Digital Advertising Beyond the Impression

The baseline metric for pricing and measuring digital advertising—the served impression—has shaped digital media for more than two decades, as explored in a new eMarketer report, “Attention and Engagement Metrics: Going Beyond the Impression”.

A history of ever-decreasing CPMs for display ads meant that publishers had to achieve massive scale to deliver enough impressions to make money from digital. This led to creating clickbait, slideshows, unskippable pre-roll video ads and other content that was hard to avoid but also frequently low quality.

“The CPM model that has valued consumer time is at such a low rate that people are being bombarded with ads all the time,” resulting in the rise of ad blocking and people opting to pay a premium for ad-free experiences, according to David Levy, co-founder and COO of digital video ad tech provider true[X].

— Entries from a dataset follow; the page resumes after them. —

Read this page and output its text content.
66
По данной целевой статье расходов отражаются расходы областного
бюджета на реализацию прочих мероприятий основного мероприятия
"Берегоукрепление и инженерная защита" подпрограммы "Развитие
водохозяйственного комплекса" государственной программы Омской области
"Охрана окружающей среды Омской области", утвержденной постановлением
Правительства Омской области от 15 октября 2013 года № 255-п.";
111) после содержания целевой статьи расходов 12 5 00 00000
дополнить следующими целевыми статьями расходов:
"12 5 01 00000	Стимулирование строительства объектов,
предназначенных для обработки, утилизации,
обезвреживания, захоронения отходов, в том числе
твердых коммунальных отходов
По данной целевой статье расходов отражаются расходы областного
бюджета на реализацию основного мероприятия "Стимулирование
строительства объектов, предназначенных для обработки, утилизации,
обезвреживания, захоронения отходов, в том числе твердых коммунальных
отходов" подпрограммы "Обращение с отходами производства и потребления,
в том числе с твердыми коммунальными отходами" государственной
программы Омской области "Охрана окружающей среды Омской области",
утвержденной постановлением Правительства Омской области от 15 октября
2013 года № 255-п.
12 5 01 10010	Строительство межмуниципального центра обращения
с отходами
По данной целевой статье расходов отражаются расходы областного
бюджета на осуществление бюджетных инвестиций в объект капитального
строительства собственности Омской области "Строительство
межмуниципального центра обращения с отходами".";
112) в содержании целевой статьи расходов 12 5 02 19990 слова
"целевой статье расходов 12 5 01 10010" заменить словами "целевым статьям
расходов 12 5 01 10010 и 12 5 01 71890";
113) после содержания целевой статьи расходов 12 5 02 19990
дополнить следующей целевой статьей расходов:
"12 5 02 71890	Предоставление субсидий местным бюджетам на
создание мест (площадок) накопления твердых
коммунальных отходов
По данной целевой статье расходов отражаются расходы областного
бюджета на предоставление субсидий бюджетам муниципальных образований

As impressions continued to lose value, advertisers started asking questions about the quality and efficacy of served impressions: How many real, live humans were on the other side of all those impressions being served? And were those ads being served to them on-screen long enough for them to take notice?

One key result of trying to get those questions answered and achieving more accountability was the viewability standard put forth by the Media Rating Council (MRC) in 2014, which publishers and agencies have been working to meet ever since. The MRC states that 50% or more of a display ad’s pixels should be in-view for 1 continuous second or longer, or 2 continuous seconds for video.

This push for viewability remains top of mind among publishers. According to April 2016 research from ad tech provider Mixpo, 29% of US digital ad professionals working at publishers said they were extremely concerned about viewability, slightly edging out another important issue: attribution and measurement. Only 3% reported that they were not at all concerned about the issue.

Many in the industry see meeting the viewability standard as simply a first step in achieving better measures for digital ad effectiveness, particularly around attention and engagement.

“We knew that viewability was just a building block,” said Jason Kint, CEO of Digital Content Next (DCN), an industry trade group representing premium digital publishers. “Once we know an ad has the opportunity to be seen, the most important metric to add to that is the time in which the ad has been exposed to the audience.”

There is some evidence that digital ads exceeding the MRC standard are more effective at meeting brand goals like improving recall, based on a study published in February 2016 by IPG Media Lab, Cadreon and Integral Ad Science. When examining both time and percent of pixels the ads were in-view, ads that were above the MRC standard produced a statistically significant improvement in ad recall among US internet users polled.